Il y a donc une inquiétude, aggravée par le fait qu'il est difficile de retrouver un emploi dans le privé après l'âge de 45 ans. La tentation existe donc de partir en retraite encore plus tôt.

Dans l'éventualité d'une remise en cause du principe de la reconnaissance de la nation envers ces personnes qui ont donné leurs années de jeunesse à l'armée, tout en supportant les contraintes de mobilité et de disponibilité, on peut craindre des difficultés de recrutement à l'avenir.

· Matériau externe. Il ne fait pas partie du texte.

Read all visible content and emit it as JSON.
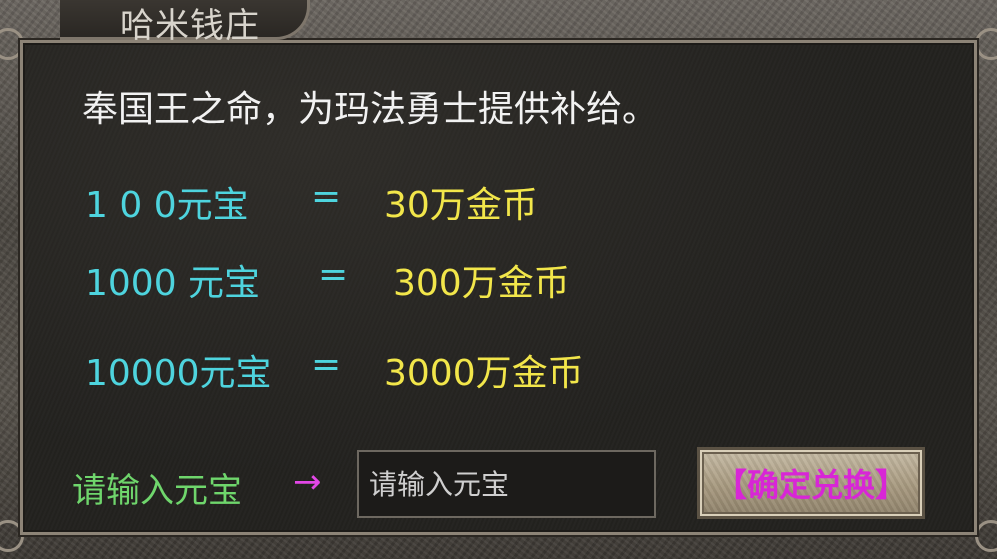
{
  "window": {
    "title": "哈米钱庄"
  },
  "intro": "奉国王之命，为玛法勇士提供补给。",
  "rates": [
    {
      "yuanbao": "1 0 0元宝",
      "equals": "=",
      "gold": "30万金币"
    },
    {
      "yuanbao": "1000 元宝",
      "equals": "=",
      "gold": "300万金币"
    },
    {
      "yuanbao": "10000元宝",
      "equals": "=",
      "gold": "3000万金币"
    }
  ],
  "exchange": {
    "prompt": "请输入元宝",
    "arrow": "→",
    "input_value": "",
    "input_placeholder": "请输入元宝",
    "confirm_label": "【确定兑换】"
  },
  "colors": {
    "intro_text": "#f2f2f2",
    "yuanbao_text": "#4ed4de",
    "gold_text": "#f2e64a",
    "prompt_text": "#6fd66c",
    "arrow": "#e247e6",
    "confirm_text": "#d826d6"
  }
}
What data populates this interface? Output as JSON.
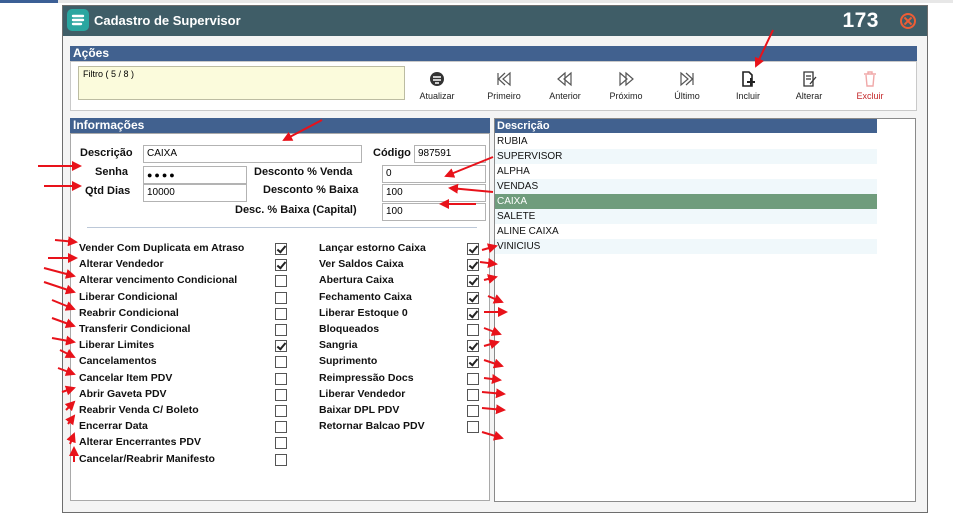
{
  "window": {
    "title": "Cadastro de Supervisor",
    "number": "173"
  },
  "acoes": {
    "header": "Ações",
    "filtro": "Filtro ( 5 / 8 )",
    "buttons": {
      "atualizar": "Atualizar",
      "primeiro": "Primeiro",
      "anterior": "Anterior",
      "proximo": "Próximo",
      "ultimo": "Último",
      "incluir": "Incluir",
      "alterar": "Alterar",
      "excluir": "Excluir"
    }
  },
  "info": {
    "header": "Informações",
    "descricao_label": "Descrição",
    "descricao_value": "CAIXA",
    "codigo_label": "Código",
    "codigo_value": "987591",
    "senha_label": "Senha",
    "senha_value": "●●●●",
    "qtd_dias_label": "Qtd Dias",
    "qtd_dias_value": "10000",
    "desconto_venda_label": "Desconto % Venda",
    "desconto_venda_value": "0",
    "desconto_baixa_label": "Desconto % Baixa",
    "desconto_baixa_value": "100",
    "desc_baixa_capital_label": "Desc. % Baixa (Capital)",
    "desc_baixa_capital_value": "100"
  },
  "permissions_left": [
    {
      "label": "Vender Com Duplicata em Atraso",
      "checked": true
    },
    {
      "label": "Alterar Vendedor",
      "checked": true
    },
    {
      "label": "Alterar vencimento Condicional",
      "checked": false
    },
    {
      "label": "Liberar Condicional",
      "checked": false
    },
    {
      "label": "Reabrir Condicional",
      "checked": false
    },
    {
      "label": "Transferir Condicional",
      "checked": false
    },
    {
      "label": "Liberar Limites",
      "checked": true
    },
    {
      "label": "Cancelamentos",
      "checked": false
    },
    {
      "label": "Cancelar Item PDV",
      "checked": false
    },
    {
      "label": "Abrir Gaveta PDV",
      "checked": false
    },
    {
      "label": "Reabrir Venda C/ Boleto",
      "checked": false
    },
    {
      "label": "Encerrar Data",
      "checked": false
    },
    {
      "label": "Alterar Encerrantes PDV",
      "checked": false
    },
    {
      "label": "Cancelar/Reabrir Manifesto",
      "checked": false
    }
  ],
  "permissions_right": [
    {
      "label": "Lançar estorno Caixa",
      "checked": true
    },
    {
      "label": "Ver Saldos Caixa",
      "checked": true
    },
    {
      "label": "Abertura Caixa",
      "checked": true
    },
    {
      "label": "Fechamento Caixa",
      "checked": true
    },
    {
      "label": "Liberar Estoque 0",
      "checked": true
    },
    {
      "label": "Bloqueados",
      "checked": false
    },
    {
      "label": "Sangria",
      "checked": true
    },
    {
      "label": "Suprimento",
      "checked": true
    },
    {
      "label": "Reimpressão Docs",
      "checked": false
    },
    {
      "label": "Liberar Vendedor",
      "checked": false
    },
    {
      "label": "Baixar DPL PDV",
      "checked": false
    },
    {
      "label": "Retornar Balcao PDV",
      "checked": false
    }
  ],
  "descricao_list": {
    "header": "Descrição",
    "items": [
      "RUBIA",
      "SUPERVISOR",
      "ALPHA",
      "VENDAS",
      "CAIXA",
      "SALETE",
      "ALINE CAIXA",
      "VINICIUS"
    ],
    "selected": "CAIXA"
  },
  "colors": {
    "titlebar": "#3f5d67",
    "section_header": "#41618f",
    "selected_row": "#6f9c7c",
    "annotation_arrow": "#e8121a",
    "excluir_label": "#c4282a"
  }
}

Je conclurai par quelques pistes.

La première est liée à l'attractivité du métier. La question de la revalorisation des rémunérations se posera inévitablement. En France, les militaires sont plutôt moins bien payés que dans les autres pays.

Il conviendrait de limiter la mobilité aux nécessités liées au service et à l'acquisition des compétences.

Il nous faut également apporter des réponses sociales, en particulier pour le logement. De nombreux cadres militaires doivent venir à Paris à un moment de leur carrière ; compte tenu du niveau des loyers dans la capitale, ils renoncent à le faire ou sont contraints au célibat géographique.